A federal judge dismissed a suit alleging the state’s child welfare agency kept children confined in psychiatric hospitals for too long a period.
U.S. District Judge John Z. Lee ruled claims against the Illinois Department of Children and Family Services weren’t specific enough, writing in a 10-page opinion they treated named defendants of the agency as an “undifferentiated mass” without articulating how each was particularly culpable.
The suit, brought by Cook County Public Guardian Charles P. Golbert, alleged DCFS has held children and young adults in hospitals beyond medical necessity for decades.
The complaint, filed in December 2018, argued the practice is costly to taxpayers, unconstitutional and inhumane.
Lee noted the allegations are “troubling” and dismissed two of the four counts without prejudice. But in the decision Thursday he wrote more details are needed before the case can go forward.
“Plaintiffs’ basic theory is that each [d]efendant was aware of the fact that children in the class were being held BMN [beyond medical necessity], each had the ability to ensure that the children were not held BMN, but each failed to exercise that ability, in violation of [p]laintiffs’ constitutional rights,” he wrote.
“But [p[laintiffs do not articulate in any fashion what those abilities were and how each [d]efendant failed in their duty to perform them. There is no meaningful distinction presented, for example, between DFCS directors and those DCFS employees who merely ‘attended weekly meetings to monitor every child held BMN at various [points] during the class period.’”
The agency is responsible for placing abused and neglected children in safe and beneficial settings. Occasionally, some of them develop mental health problems requiring hospitalization.
Those hospital stays are intended to stabilize them going forward and typically shouldn’t last longer than two weeks, the plaintiffs claimed. However, the agency fails to place a significant number of children once they’re stable, and, as a result, they miss school, don’t get to see family and are unnecessarily exposed to danger from other patients, the guardian’s office argued.
An audit found that more than 800 individuals age 20 or younger were needlessly left in hospitals a total of more than 27,000 days between 2015 and 2017.
The confinement issue is one the agency has known about since at least 1988, the plaintiffs argued, when it was brought up in B.H. v. Johnson. It eventually became part of a federal consent decree requiring those in DCFS custody not be hospitalized more than is clinically necessary.
However, the problem has only gotten worse since then, Golbert complained, and thus that part of the decree is “not worth the paper upon which it was written,” his filing states.
Golbert’s suit contained four counts, two based on the 14th Amendment, stating the agency was deliberately indifferent to the plaintiffs’ harm and that the agency failed to provide medical care.
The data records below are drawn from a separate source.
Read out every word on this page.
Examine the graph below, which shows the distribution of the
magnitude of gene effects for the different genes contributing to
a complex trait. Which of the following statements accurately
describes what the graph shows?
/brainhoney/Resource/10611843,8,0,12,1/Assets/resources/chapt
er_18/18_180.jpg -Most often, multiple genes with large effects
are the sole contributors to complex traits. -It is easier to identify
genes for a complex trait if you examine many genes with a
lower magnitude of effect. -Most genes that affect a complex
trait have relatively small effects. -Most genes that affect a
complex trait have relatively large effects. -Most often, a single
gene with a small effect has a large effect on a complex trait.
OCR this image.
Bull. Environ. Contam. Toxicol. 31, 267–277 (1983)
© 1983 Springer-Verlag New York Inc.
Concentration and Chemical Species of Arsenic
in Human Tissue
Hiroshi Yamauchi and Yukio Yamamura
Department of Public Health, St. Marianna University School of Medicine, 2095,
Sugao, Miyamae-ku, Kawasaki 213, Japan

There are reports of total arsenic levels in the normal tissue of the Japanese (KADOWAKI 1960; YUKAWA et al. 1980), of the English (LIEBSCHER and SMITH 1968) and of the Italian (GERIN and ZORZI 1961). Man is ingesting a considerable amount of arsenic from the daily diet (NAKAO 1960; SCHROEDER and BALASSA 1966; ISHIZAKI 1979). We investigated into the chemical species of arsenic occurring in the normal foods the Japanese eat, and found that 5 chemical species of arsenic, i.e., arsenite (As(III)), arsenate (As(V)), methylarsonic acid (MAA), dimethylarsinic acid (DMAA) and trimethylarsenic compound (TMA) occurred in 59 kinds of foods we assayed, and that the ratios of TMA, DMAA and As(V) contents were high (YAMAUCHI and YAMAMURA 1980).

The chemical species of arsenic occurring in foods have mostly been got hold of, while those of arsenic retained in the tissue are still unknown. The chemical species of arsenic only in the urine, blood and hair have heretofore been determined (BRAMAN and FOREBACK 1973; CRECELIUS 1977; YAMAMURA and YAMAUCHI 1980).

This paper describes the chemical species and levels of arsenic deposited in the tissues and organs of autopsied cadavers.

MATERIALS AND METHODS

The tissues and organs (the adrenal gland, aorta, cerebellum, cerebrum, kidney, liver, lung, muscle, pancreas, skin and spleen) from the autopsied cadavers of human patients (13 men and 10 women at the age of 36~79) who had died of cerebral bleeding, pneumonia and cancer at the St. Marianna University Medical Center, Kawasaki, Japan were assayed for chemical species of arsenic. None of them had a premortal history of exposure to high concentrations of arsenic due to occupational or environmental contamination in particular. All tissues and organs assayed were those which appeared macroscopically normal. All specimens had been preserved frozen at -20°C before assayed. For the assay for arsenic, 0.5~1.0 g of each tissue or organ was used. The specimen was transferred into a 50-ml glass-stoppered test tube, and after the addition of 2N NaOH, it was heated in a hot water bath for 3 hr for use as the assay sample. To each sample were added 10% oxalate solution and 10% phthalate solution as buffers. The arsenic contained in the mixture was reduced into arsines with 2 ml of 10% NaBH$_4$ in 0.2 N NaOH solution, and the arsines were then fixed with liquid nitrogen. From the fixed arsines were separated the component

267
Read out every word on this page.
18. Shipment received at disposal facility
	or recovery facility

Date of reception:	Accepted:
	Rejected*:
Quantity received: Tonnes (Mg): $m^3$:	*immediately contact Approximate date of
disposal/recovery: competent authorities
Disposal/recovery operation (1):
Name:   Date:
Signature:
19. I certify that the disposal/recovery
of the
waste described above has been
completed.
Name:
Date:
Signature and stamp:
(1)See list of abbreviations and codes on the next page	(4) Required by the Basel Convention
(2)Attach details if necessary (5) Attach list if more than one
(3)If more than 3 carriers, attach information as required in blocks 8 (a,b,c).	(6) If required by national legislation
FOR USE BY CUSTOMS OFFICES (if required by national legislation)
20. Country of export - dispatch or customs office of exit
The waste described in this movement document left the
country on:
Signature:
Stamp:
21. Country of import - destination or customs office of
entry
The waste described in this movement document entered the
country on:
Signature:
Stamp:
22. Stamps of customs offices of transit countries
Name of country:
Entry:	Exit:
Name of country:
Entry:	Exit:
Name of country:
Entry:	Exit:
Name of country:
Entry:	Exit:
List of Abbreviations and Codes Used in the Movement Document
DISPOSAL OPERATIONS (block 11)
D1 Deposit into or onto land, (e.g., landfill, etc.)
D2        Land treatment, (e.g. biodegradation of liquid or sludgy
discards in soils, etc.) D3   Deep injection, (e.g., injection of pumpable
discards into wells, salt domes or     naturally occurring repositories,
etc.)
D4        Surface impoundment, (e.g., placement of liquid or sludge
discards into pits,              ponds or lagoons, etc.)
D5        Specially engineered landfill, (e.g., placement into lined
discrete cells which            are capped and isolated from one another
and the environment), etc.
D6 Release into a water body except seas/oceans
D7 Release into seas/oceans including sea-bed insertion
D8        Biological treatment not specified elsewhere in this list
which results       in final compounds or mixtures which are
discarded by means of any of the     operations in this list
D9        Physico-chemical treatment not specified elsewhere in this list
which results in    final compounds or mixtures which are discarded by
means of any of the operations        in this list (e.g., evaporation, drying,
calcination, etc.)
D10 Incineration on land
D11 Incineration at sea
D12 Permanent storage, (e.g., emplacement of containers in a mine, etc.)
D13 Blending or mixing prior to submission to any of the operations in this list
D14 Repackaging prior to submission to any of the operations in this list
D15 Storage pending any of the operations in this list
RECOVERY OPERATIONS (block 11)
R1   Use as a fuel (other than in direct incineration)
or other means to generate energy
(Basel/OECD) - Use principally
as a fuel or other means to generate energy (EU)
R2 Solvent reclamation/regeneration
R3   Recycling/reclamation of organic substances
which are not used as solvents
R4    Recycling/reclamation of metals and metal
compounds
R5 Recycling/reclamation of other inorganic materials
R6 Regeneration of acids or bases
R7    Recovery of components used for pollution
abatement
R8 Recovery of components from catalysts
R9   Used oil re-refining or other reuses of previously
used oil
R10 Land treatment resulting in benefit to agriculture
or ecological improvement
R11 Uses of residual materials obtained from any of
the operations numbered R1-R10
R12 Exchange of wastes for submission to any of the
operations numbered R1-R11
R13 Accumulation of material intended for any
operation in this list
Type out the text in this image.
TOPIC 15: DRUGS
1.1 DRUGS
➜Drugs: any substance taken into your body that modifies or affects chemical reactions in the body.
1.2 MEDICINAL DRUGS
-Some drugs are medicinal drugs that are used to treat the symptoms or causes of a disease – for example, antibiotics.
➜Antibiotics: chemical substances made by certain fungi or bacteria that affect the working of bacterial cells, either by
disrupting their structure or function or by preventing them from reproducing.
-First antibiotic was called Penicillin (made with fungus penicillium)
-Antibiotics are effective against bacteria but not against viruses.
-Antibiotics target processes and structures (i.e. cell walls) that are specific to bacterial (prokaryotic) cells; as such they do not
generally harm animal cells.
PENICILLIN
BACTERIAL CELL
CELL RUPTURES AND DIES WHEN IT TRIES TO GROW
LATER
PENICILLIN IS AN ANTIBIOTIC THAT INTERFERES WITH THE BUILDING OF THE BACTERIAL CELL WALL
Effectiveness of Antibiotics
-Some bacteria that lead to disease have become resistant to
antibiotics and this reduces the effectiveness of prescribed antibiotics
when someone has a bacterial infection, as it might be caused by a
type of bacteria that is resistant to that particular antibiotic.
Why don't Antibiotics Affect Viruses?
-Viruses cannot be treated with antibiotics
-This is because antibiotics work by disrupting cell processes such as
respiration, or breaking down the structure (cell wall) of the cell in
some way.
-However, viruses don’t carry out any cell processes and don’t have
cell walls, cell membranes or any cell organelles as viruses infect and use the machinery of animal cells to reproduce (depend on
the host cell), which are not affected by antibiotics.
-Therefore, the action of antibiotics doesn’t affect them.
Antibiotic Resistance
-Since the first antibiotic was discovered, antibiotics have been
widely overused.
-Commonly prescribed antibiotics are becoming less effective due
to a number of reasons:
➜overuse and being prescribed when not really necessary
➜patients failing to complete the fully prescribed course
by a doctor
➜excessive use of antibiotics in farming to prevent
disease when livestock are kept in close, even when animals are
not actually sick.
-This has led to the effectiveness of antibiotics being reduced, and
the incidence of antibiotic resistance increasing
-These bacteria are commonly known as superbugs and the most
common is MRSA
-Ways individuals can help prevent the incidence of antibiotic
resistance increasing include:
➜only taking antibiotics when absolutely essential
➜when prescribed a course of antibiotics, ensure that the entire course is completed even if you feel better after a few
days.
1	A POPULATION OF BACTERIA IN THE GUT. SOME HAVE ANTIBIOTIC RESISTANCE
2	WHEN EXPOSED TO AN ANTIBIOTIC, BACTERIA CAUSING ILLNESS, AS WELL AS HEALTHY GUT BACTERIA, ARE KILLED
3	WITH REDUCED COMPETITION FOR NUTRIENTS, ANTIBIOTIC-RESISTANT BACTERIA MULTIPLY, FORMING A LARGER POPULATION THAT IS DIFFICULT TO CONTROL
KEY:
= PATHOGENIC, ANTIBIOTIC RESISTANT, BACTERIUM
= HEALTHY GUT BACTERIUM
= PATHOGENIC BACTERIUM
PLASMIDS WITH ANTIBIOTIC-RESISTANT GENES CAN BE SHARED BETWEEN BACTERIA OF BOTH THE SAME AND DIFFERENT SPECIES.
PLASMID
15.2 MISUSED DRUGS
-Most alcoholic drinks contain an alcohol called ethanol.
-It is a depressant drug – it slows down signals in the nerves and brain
The other two counts cited anti-discrimination provisions of the federal Rehabilitation Act and the Americans with Disabilities Act.
Addressing the first two counts, Lee wrote, “the plaintiffs failed to identify the specific involvement of each defendant. The suit named the agency itself as a defendant, but also specified more than  individuals who oversaw or helped oversee DCFS, including the estates of individuals who have died. It amounts to “an extreme degree of group pleading.
“Stated differently, [p[laintiffs essentially identify a problem (albeit, a troubling one) — that children were and are being held BMN — and then point to a large group of [d]efendants and simply suggest that each could have and should have done something about it,” he wrote.
“Without more detail about the specific steps that each [d]efendant, or group of [d]efendants, should have but did not take, the [c]ourt cannot properly assess [p]laintiffs’ [Section] 1983 claims, and the individual [d]efendants lack fair notice as to why they were sued.”
Lee wrote it would be understandable if the guardian didn’t have enough information yet more specific allegations about each defendant is needed.
“But, if this is the case, [p]laintiff should limit the named [d]efendants to those against whom [p[laintiff can offer more specific allegations and seek to join others during the course of discovery, to the extent appropriate,” he wrote.
Those parts of the decision were written in response to the first two counts, but Lee concluded by writing that “for the same reasons outlined above,” the agency’s motion to dismiss the ADA and Rehabilitation Act claims would also be granted, though, without prejudice.
Julie Marie Goodwin, of Loevy & Loevy, represented plaintiffs in the case. She could not be reached.
Barbara Lynn Greenspan, of the attorney general's office, represented DCFS.
A spokeswoman for the attorney general deferred comment to the agency. A spokesperson for the agency could not be reached this morning.
The case is Charles Golbert, et al., v. Beverly Walker, et al.